Вот уж этого я совсем не знаю. Чего-то они там в этом году очень долго по гастролям разъезжают, и неизвестно, когда приедут, то есть, конечно, известно, но я не знаю, а папа на эту тему говорит не очень охотно. Я раза два спросил, а он мне оба раза ответил: «Своевременно или несколько позже».
И я перестал спрашивать.
– Скоро, скоро, – говорю я, – скоро мама приедет.
И вспоминаю нашу любимую с Нюрочкой песенку:
Скоро праздник – воскресенье:
Мать лепешек напечет.
И помажет, и покажет,
И обратно унесет.
Мы три раза спели эту песенку, и тут вошла тетя Люка.
– Это что еще за художественная самодеятельность! – сказал она. – Хватит, хватит. Она устала. Придешь завтра. Только после школы, а сейчас пойдем – я тебя накормлю.

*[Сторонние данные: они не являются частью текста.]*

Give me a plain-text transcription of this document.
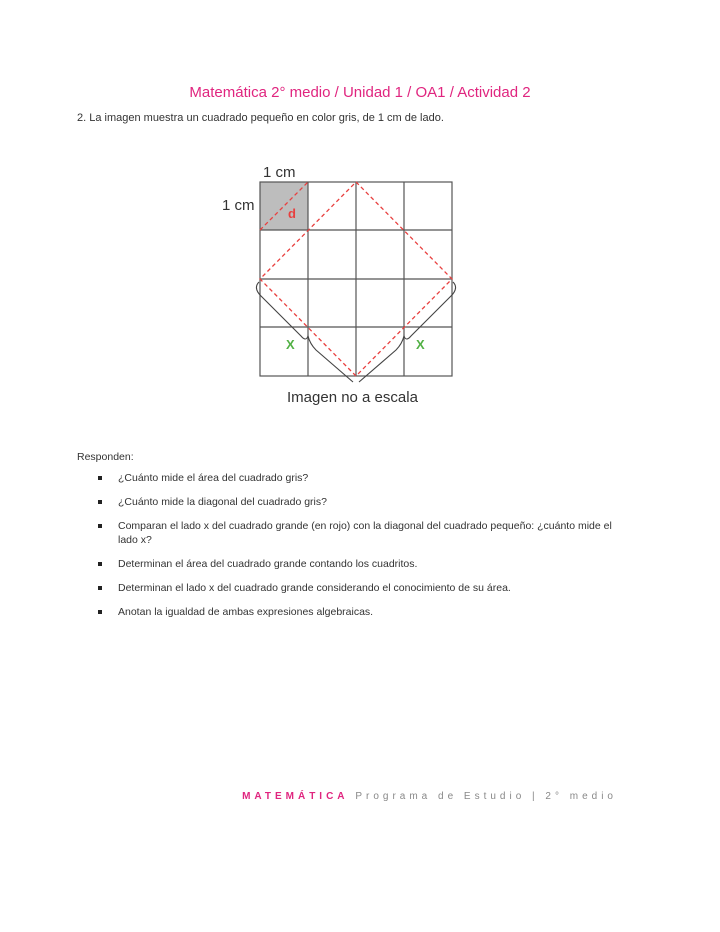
Matemática 2° medio / Unidad 1 / OA1 / Actividad 2
2. La imagen muestra un cuadrado pequeño en color gris, de 1 cm de lado.
1 cm
1 cm	d
X	X
Imagen no a escala
Responden:
¿Cuánto mide el área del cuadrado gris?
¿Cuánto mide la diagonal del cuadrado gris?
Comparan el lado x del cuadrado grande (en rojo) con la diagonal del cuadrado pequeño: ¿cuánto mide el lado x?
Determinan el área del cuadrado grande contando los cuadritos.
Determinan el lado x del cuadrado grande considerando el conocimiento de su área.
Anotan la igualdad de ambas expresiones algebraicas.
MATEMÁTICA Programa de Estudio | 2° medio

– Я уже завтракал, спасибо, – сказал я.
– Знаю я, как ты там один завтракал, – рассердилась тетя Люка. – Знаю я эти сибирские пельмени и болгарские голубцы. Идем.
Между прочим, пельмени и голубцы не так уж плохо, – мы всегда с батей питаемся ими, когда остаемся одни. Очень вкусно, а главное, никакой возни. Но сегодня-то я завтракал у Ольги. Я сказал об этом тете Люке.
– У этой мальчишки в юбке? – спросила тетя Люка. – А как ты там оказался?
Я рассказал.
– Хм, – сказала тетя Люка. – Какао ты все-таки выпьешь.
Спорить было бесполезно. Я поцеловал Нюрочку и пошел за тетей Люкой. За какао мы еще поговорили с дядей Юрой о предстоящей олимпиаде, а тетя Люка все время ворчала: «Как эти два безалаберных мужика, – это она имела в виду нас с батей, – живут там одни: голодные, холодные, грязные, они же совсем запаршиветь могут. Не понимаю я Веру – у нее семья и давно надо было бросить этот паршивый театр, эти театры вообще до добра не доведут». Я разговаривал с дядей Юрой и прислушивался к воркотне тети Люки, посмеиваясь про себя. Но вдруг что-то в воркотне ее меня зацепило. Я даже не понял, что́ именно, но что-то царапнуло меня, и я перестал слушать дядю Юру и начал вспоминать, о чем ворчала тетя Люка, разматывать ее воркотню в обратном порядке. И дошел до одной фразы, которая показалась мне странной. Я не помню эту фразу полностью, помню только, что тетя Люка сказала: «Так ему и надо» и еще упомянула Долинского. Я уже не слышал, что она говорила дальше, и думал: при чем тут Долинский?
– Что́ Долинский? – неожиданно для себя спросил я.
– Разве я что-нибудь сказала о… Долинском?
– Идиотская привычка думать вслух, – вдруг закричал дядя Юра, – да еще черт знает о чем! Не обращай внимания, Саша. Все это бабья болтовня. – Он вскочил и начал бегать по комнате, дергая себя за усы.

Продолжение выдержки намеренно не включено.